UP student wins 2015 Sanger Institute Prize Competition in UK
LIEZEL Tamon, a 4th-year thesis student of the Disease Molecular Biology and Epigenetics Laboratory (DMBEL) at the National Institute of Molecular Biology and Biotechnology in UP Diliman, is this year’s winner of the prestigious Sanger Institute Prize Competition. The annual outreach competition sponsored by the Wellcome Trust Sanger Institute in Cambridge, UK, is open to undergraduates from low and middle income countries. The sole winner is offered a three-month internship with a research group at The Sanger and all travel, living and research expenses are covered by the award.
The Wellcome Trust Sanger institute is a world leader in Genomics Research and the internship provides the winner the opportunity to use cuttingedge experimental and genomics approaches to answering scientific questions. Tamon was chosen as this year’s winner in a two-stage selection process that involved writing a long scientific essay on a specified topic. Her winning essay on personalized medicine and human genetic variation touched on personalizing drug dosage, patient stratification according to genotype and identification of likely responders/non-responders to therapy, as well as the new research areas on non-coding RNA being pursued by their laboratory at NIMBB to further explain inter-individual and inter-ethnic variability in drug responses and pre-dispositions to disease.

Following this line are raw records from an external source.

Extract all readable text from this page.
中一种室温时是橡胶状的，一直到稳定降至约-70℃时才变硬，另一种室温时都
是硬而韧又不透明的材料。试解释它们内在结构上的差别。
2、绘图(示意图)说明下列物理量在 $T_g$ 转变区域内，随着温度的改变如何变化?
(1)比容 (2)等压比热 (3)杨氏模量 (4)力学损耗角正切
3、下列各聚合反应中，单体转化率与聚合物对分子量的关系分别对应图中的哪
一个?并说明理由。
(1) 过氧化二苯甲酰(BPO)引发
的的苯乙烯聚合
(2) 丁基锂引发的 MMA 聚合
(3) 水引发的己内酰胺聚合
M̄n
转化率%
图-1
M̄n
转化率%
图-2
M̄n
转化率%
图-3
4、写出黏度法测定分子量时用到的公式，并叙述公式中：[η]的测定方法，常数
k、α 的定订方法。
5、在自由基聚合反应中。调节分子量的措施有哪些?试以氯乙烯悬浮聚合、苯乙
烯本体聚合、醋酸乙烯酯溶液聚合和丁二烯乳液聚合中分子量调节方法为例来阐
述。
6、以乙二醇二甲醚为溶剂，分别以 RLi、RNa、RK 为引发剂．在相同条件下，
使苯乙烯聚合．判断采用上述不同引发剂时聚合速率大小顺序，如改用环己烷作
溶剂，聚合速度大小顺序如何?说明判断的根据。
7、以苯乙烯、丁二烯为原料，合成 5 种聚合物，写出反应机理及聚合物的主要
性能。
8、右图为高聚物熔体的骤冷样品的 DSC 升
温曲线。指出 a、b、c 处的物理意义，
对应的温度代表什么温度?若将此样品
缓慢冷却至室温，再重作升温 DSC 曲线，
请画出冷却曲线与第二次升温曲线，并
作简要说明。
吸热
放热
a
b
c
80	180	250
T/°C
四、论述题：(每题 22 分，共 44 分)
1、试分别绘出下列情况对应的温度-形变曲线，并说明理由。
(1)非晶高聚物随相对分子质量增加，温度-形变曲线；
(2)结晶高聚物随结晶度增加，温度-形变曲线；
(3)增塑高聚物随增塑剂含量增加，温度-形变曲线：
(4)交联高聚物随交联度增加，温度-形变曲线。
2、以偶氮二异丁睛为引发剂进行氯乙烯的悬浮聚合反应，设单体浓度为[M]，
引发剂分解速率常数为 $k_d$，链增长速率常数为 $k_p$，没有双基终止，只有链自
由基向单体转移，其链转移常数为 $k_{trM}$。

Tamon is one of four summa cum laude candidates from DMBEL this year. The other three have also won for the university prestigious awards this academic year: Kenneth Anthony Roquid and Jose Lorenzo Ferrer were individual recipients of a SigmaAldrich Excellent Poster Award at the 2014 Annual Conference of the Korean Society for Molecular and Cellular Biology in Gangnam, Seoul, Korea, while Martin Daniel Qui was first place winner of the Youth Science Forum during the Philippine Society of Biochemistry and Molecular Biology’s 2014 Annual Convention.